Vielleicht haben wir bis 2024 auch endlich dreidimensionale Speichermedien (Kristalle wurde hier bereits angesprochen).


----------



## rocc (18. Februar 2012)

*AW: SSD Speicher bald vor dem aus?*

Als wenn hier alle in die Zukunft schauen könnten. In der Geschichte empfand sich nahezu jedes Volk als das schlauste und fortschrittlichste aller Zeiten. Wie oft sie jedoch sowohl technisch als auch kulturell überholt wurden wissen wir sicherlich alle. Wenn also bald - und ich bete drum - ein Genie geboren wird, dessen Ideen den PC revolutionieren und womöglich sogar über heutige "physikalischen Grenzen" hinwegarbeitet...


----------



## inelouki (18. Februar 2012)

*AW: SSD Speicher bald vor dem aus?*

Meine Erinnerungen sagen mir das es doch mal eine Diskussion gab in welcher HDD's die max. Größe von 200GB nicht überschreiten konnten aus physikalischen Gründen...
Nunja, so gesehen bleibe ich ganz ruhig, es werden auch wieder neue Sachen entwickelt...das regelt sich quasi von selbst!

Mfg Inelouki


----------



## ghorgal (18. Februar 2012)

*AW: SSD Speicher bald vor dem aus?*

die jetzigen techniken basieren ja alle auf demselben lese/schreib-prinzip. wenn sich das endlich mal ändert sind ganz andere speichertechniken möglich. aber warten wir erst mal auf die holospeicher und die organische speichermedien.


----------



## plaGGy (18. Februar 2012)

*AW: SSD Speicher bald vor dem aus?*

Die Eier-legende-Wollmilch-Sau hat es noch nie gegeben.

Denke für das Betriebssystem und wichtige Dinge reicht es locker aus.
Als reinen Data-Store sollte man ne leise, große HDD nehmen, finde den SSD-Wahn eh übertrieben.


----------



## ΔΣΛ (18. Februar 2012)

*AW: SSD Speicher bald vor dem aus?*

Da wird mal wieder kräftigst übertrieben in San Jose, in Annahme das der Speicherbedarf in Zukunft regelrecht explodieren wird.
Ich bin mit meiner SSD zufrieden, ich bin ja auch jemand der prinzipiell wenig Speicherplatz benötigt (bin kein Daten-Messie), und daher seit geraumer zeit nur mehr SSD's kaufe.
Ich werde auch über diesen prognostizierten Zeitraum weiterhin nur SSDs kaufen, denn ich will Qualität und keine Quantität.
Gefühlt werden jeden Tag Durchbrüche in Technologien gemacht, ich bin zuversichtlich das es gelingen wird.
Wenn in Zukunft Betriebssysteme und ein bis zwei Spiele nicht gleich mehr als 4TB einnehmen bin ich auf der sicheren Seite was Qualität betrifft. 

....
Und wer weiß vielleicht wird man in einigen Jahren sogar das Gegenteil prognostizieren.


----------



## geo (18. Februar 2012)

*AW: SSD Speicher bald vor dem aus?*

Na, ja 

es wurde die vorhandene Technologie geprüft, was in ein paar Jahren ist kann keiner voraus sagen.
SSD Laufwerke gibt es jetzt schon mit 16TB wenn man das notwendige Kleingeld hat gibt es auch sonderlösungen von OCZ z.B.

SSDs heute haben wohl noch Kinderkrankheiten, aber ich möchte diese Technologie nicht mehr missen.
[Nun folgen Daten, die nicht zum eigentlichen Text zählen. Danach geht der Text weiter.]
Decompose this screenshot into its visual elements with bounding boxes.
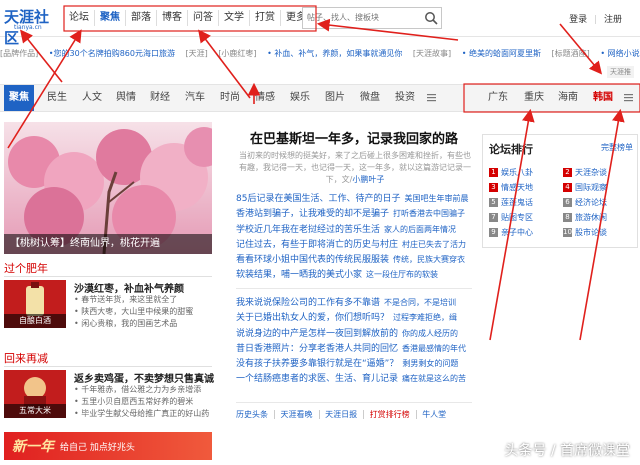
annotation-arrow xyxy=(579,108,625,341)
annotation-box-topnav xyxy=(63,5,317,32)
annotation-arrow xyxy=(7,29,82,149)
watermark-text: 头条号 / 首席微课堂 xyxy=(504,443,630,459)
annotation-arrow xyxy=(559,23,603,75)
annotation-arrow xyxy=(316,18,459,41)
annotation-arrow xyxy=(198,29,251,99)
annotation-arrow xyxy=(489,108,535,341)
annotation-overlay xyxy=(7,5,640,341)
annotation-arrow xyxy=(20,29,63,83)
annotation-box-regions xyxy=(463,83,640,113)
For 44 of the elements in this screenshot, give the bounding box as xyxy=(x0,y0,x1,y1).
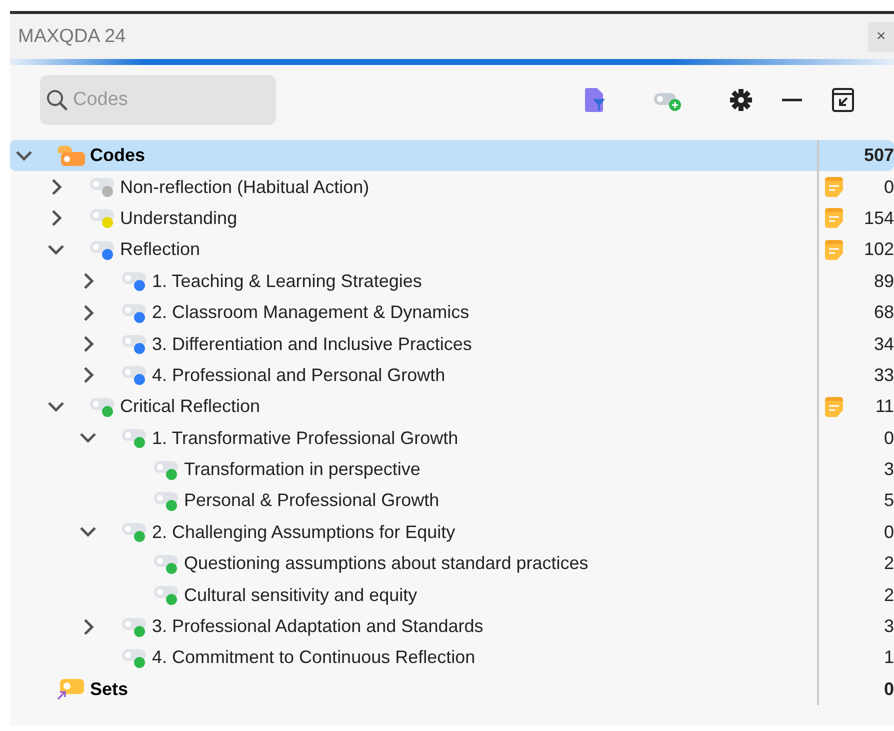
code-count: 11 xyxy=(875,396,894,418)
code-folder-icon xyxy=(56,144,86,167)
code-label[interactable]: 1. Transformative Professional Growth xyxy=(152,428,458,449)
code-count: 0 xyxy=(884,428,894,449)
code-label[interactable]: Transformation in perspective xyxy=(184,459,420,480)
code-label[interactable]: 2. Challenging Assumptions for Equity xyxy=(152,522,456,543)
code-count: 0 xyxy=(884,522,894,543)
code-count: 3 xyxy=(884,616,894,638)
code-count: 0 xyxy=(884,176,894,198)
code-count: 2 xyxy=(884,553,894,574)
code-label[interactable]: 1. Teaching & Learning Strategies xyxy=(152,270,422,292)
code-count: 154 xyxy=(864,208,894,229)
settings-icon[interactable] xyxy=(729,87,753,113)
code-count: 33 xyxy=(874,364,894,386)
code-count: 1 xyxy=(884,647,894,668)
code-count: 89 xyxy=(874,270,894,292)
window-title: MAXQDA 24 xyxy=(18,26,126,48)
code-count: 102 xyxy=(864,239,894,260)
code-count: 68 xyxy=(874,302,894,324)
code-count: 34 xyxy=(874,334,894,355)
restore-icon[interactable] xyxy=(831,87,855,113)
code-label[interactable]: Cultural sensitivity and equity xyxy=(184,584,418,606)
code-label[interactable]: Sets xyxy=(90,678,128,700)
code-label[interactable]: 4. Commitment to Continuous Reflection xyxy=(152,647,476,668)
code-label[interactable]: 2. Classroom Management & Dynamics xyxy=(152,302,470,324)
code-label[interactable]: Questioning assumptions about standard practices xyxy=(184,553,588,574)
code-count: 3 xyxy=(884,459,894,480)
close-button[interactable]: × xyxy=(868,22,894,52)
code-label[interactable]: Personal & Professional Growth xyxy=(184,490,440,512)
code-count: 0 xyxy=(884,678,894,700)
code-label[interactable]: 3. Professional Adaptation and Standards xyxy=(152,616,484,638)
search-field[interactable]: Codes xyxy=(40,75,276,125)
document-filter-icon[interactable] xyxy=(583,87,607,113)
code-label[interactable]: Critical Reflection xyxy=(120,396,260,418)
code-label[interactable]: Codes xyxy=(90,145,146,166)
code-count: 2 xyxy=(884,584,894,606)
set-icon xyxy=(56,677,86,702)
code-label[interactable]: Reflection xyxy=(120,239,200,260)
code-label[interactable]: Understanding xyxy=(120,208,238,229)
code-label[interactable]: 3. Differentiation and Inclusive Practices xyxy=(152,334,472,355)
code-count: 507 xyxy=(864,145,894,166)
code-count: 5 xyxy=(884,490,894,512)
code-label[interactable]: Non-reflection (Habitual Action) xyxy=(120,176,370,198)
code-label[interactable]: 4. Professional and Personal Growth xyxy=(152,364,446,386)
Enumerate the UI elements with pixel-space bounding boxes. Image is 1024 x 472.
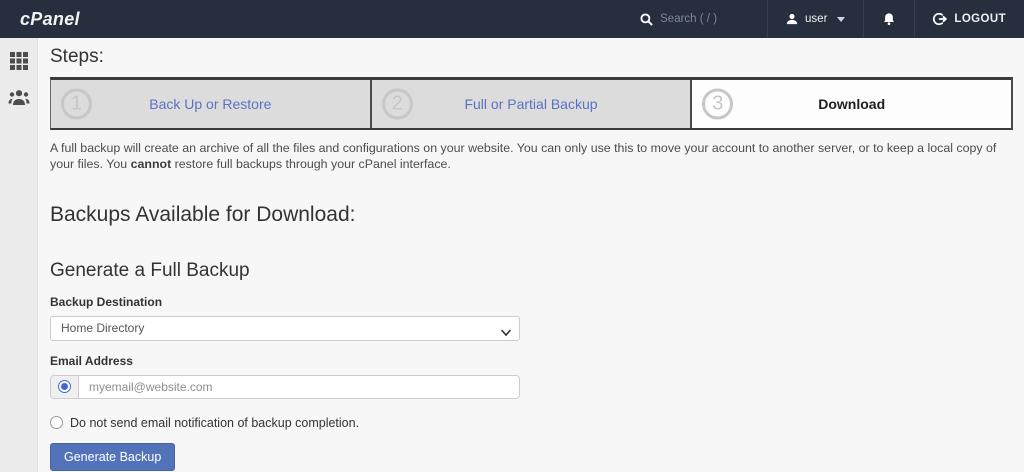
navbar-right: Search ( / ) user	[622, 0, 1024, 38]
apps-grid-icon[interactable]	[9, 51, 29, 71]
main-content: Steps: 1 Back Up or Restore 2 Full or Pa…	[39, 38, 1024, 472]
step-label: Download	[818, 96, 885, 112]
no-email-notification-radio[interactable]	[50, 416, 63, 429]
email-field-group	[50, 375, 520, 399]
no-email-option-row: Do not send email notification of backup…	[50, 416, 1013, 430]
logout-button[interactable]: LOGOUT	[915, 0, 1024, 38]
step-label: Full or Partial Backup	[464, 96, 597, 112]
step-back-up-or-restore[interactable]: 1 Back Up or Restore	[51, 80, 372, 128]
generate-backup-button[interactable]: Generate Backup	[50, 443, 175, 471]
generate-full-backup-heading: Generate a Full Backup	[50, 260, 1013, 282]
step-number-circle: 2	[382, 89, 413, 120]
backup-destination-label: Backup Destination	[50, 295, 1013, 309]
email-notification-radio[interactable]	[58, 380, 71, 393]
email-input[interactable]	[79, 376, 519, 398]
search-placeholder: Search ( / )	[660, 13, 717, 25]
steps-heading: Steps:	[50, 46, 1013, 68]
left-sidebar	[0, 38, 38, 472]
user-icon	[786, 13, 798, 25]
email-address-label: Email Address	[50, 354, 1013, 368]
step-number-circle: 3	[702, 89, 733, 120]
top-navbar: cPanel Search ( / ) user	[0, 0, 1024, 38]
email-radio-addon	[51, 376, 79, 398]
step-full-or-partial-backup[interactable]: 2 Full or Partial Backup	[372, 80, 693, 128]
backup-destination-select[interactable]: Home Directory	[50, 316, 520, 341]
user-menu[interactable]: user	[768, 0, 863, 38]
notifications-button[interactable]	[864, 0, 914, 38]
no-email-option-label: Do not send email notification of backup…	[70, 416, 359, 430]
backup-destination-field: Home Directory	[50, 316, 520, 341]
bell-icon	[882, 12, 896, 26]
users-group-icon[interactable]	[8, 88, 30, 106]
step-label: Back Up or Restore	[149, 96, 271, 112]
chevron-down-icon	[837, 17, 845, 22]
logout-icon	[933, 12, 947, 26]
backups-available-heading: Backups Available for Download:	[50, 203, 1013, 227]
description-bold: cannot	[131, 157, 172, 171]
step-number-circle: 1	[61, 89, 92, 120]
step-download: 3 Download	[692, 80, 1011, 128]
search-box[interactable]: Search ( / )	[622, 0, 767, 38]
cpanel-logo: cPanel	[20, 9, 80, 30]
steps-bar: 1 Back Up or Restore 2 Full or Partial B…	[50, 77, 1013, 130]
backup-description: A full backup will create an archive of …	[50, 141, 1013, 173]
user-name: user	[805, 13, 827, 25]
description-text: restore full backups through your cPanel…	[171, 157, 451, 171]
search-icon	[640, 13, 653, 26]
logout-label: LOGOUT	[954, 13, 1006, 25]
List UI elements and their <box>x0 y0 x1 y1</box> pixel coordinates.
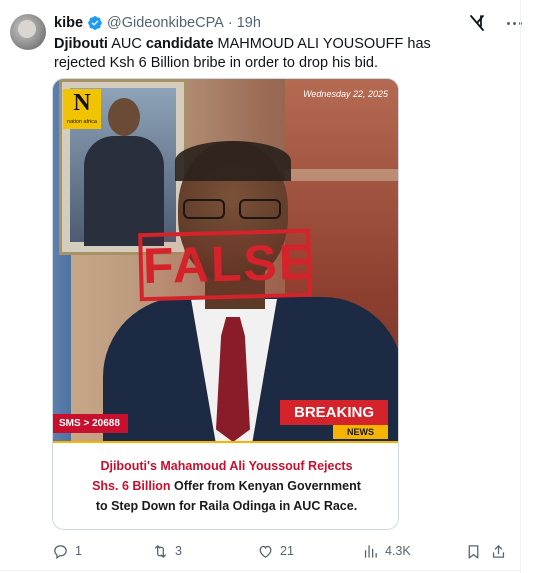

Bis man technologisch bei Speicherzellen am Limit ist, sind andere Halbleiter Produkte lange vorher betroffen. 

Bei Arbeitsspeicher steigt die Latenz auch jedes mal an, aber der Durchsatz und ausgeklügelte Techniken machen das locker wieder wett.

SSD ist natürlich nicht der Weisheit letzter Schluß, aber momentan eben das beste was der Computermarkt die letzten Jahre hervor gebracht hat. Habe nun gerade in Notebooks viele SSDs verbaut und alle Besitzer sind begeistert, sogar ältere Geräte machten solche Leistungssprünge, das die Besitzer glaubten ein neues Gerät zu haben.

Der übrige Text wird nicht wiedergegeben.